POZZUOLI/ Giudice di Pace, Manzoni naviga a vista e insegue (ancora una volta) il sindaco di Quarto
POZZUOLI – Con una esilarante nota inviat dal Comune di Pozzuoli si apprende che un indeterminato numero di rappresentanti dei quattro municipi dell’area flegrea si è incontrata “in seguito” all’iniziativa del sindaco di Quarto, Antonio Sabino, che dopo anni di totale indifferenza da parte dei primi cittadini si è accorto che ai Campi Flegrei è stato sottratto da anni (c’era Figliolia) sia l’ufficio del giudice di pace che la sede del tribunale. Era tutto meravigliosamente e confusamente accentrato a via Celle. Piuttosto che individuare una struttura alternativa sempre in zona flegrea, Figliolia si arrese (senza combattere) allo spostamento.
LA RINCORSA – Ora, trascorso piu di un decennio, considerato che Quarto ormai è autentico presidio di legalità e detiene il record italiano di bene sottratti alla camorra e utilizzati per fini sociali, ha deciso di andare alla carica e ha individuato la palazzina dove ubicare la sede nuova del Giudice di Pace. Ma succede che Gigi Manzoni si accorge che questo per la sua amministrazione sarebbe l’ennesimo oltraggio. La sede era a Pozzuoli è deve tornare a Pozzuoli, il suo concetto. Legittimo. Ma fino ad adesso è rimasto immobile, svegliandosi (guarda caso) ad un anno dalle elezioni comunali e dopo aver fatto una lunga serie di promesse (ovviamente non mantenute) alle varie associazioni degli avvocati che da anni si battono per la causa.

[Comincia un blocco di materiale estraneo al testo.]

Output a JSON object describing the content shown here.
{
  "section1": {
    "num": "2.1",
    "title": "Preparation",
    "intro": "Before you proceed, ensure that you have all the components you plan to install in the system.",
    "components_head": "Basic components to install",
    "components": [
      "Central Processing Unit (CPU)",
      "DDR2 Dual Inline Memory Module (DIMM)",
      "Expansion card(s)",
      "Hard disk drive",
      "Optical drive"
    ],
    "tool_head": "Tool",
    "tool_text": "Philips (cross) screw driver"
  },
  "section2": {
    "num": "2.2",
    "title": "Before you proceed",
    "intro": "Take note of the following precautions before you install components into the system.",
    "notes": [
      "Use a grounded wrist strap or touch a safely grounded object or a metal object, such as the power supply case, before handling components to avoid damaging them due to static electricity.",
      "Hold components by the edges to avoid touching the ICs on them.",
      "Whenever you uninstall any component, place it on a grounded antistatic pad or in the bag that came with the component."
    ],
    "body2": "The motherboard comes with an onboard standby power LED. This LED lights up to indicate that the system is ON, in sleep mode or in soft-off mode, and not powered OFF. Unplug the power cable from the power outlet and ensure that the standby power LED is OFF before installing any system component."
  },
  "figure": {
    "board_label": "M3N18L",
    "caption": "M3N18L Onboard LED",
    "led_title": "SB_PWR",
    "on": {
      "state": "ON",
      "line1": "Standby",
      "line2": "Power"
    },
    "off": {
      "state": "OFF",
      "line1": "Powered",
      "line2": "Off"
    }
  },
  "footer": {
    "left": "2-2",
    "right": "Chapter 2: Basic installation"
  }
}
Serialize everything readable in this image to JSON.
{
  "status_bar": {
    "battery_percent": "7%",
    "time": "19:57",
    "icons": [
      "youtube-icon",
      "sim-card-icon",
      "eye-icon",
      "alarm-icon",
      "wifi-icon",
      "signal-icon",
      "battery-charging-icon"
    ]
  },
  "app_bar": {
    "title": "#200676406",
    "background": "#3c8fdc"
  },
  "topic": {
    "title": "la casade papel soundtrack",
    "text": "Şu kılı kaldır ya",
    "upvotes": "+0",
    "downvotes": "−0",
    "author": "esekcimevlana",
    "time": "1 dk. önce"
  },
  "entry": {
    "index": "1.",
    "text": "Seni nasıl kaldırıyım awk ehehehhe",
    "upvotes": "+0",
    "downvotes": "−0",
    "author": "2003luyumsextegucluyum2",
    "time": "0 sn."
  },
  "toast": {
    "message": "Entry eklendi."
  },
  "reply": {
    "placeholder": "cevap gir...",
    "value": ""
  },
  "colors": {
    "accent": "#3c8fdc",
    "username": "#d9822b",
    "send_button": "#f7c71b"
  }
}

IL VUOTO PUTEOLANO – In ogni caso, comunque, questo dualismo improvviso fa scattare la corsa al ritorno della sede nei Campi Flegrei. E già questo è un gran bene. Senza dimenticare l’altro clamoroso “scippo” autorizzato negli anni in cui era Figliolia sindaco: la direzione generale della Asl Napoli 2 Nord. Era a Monterusciello, in una piccola cittadella della sanità. È stata trasferita a Frattamaggiore, in una anonima palazzina del cuore del centro e senza parcheggi nelle immediate vicinanze. Tra locali modesti e con gravi disagi per i pazienti che arrivano dalle Isole. Anche su questo Manzoni non ha mosso un dito, aspettando forse un input dal collega Sabino? Troppo poco per una città di 80mila abitanti che, da quatto anni a questa parte, ha un’amministrazione che naviga a vista, senza un cronoprogramma degno di questo nome. La gente lo sa e se Sabino è un autentico baluardo non solo a Quarto mentre Manzoni è tra i sindaci con il più basso indice di gradimento in Italia un motivo ci sarà.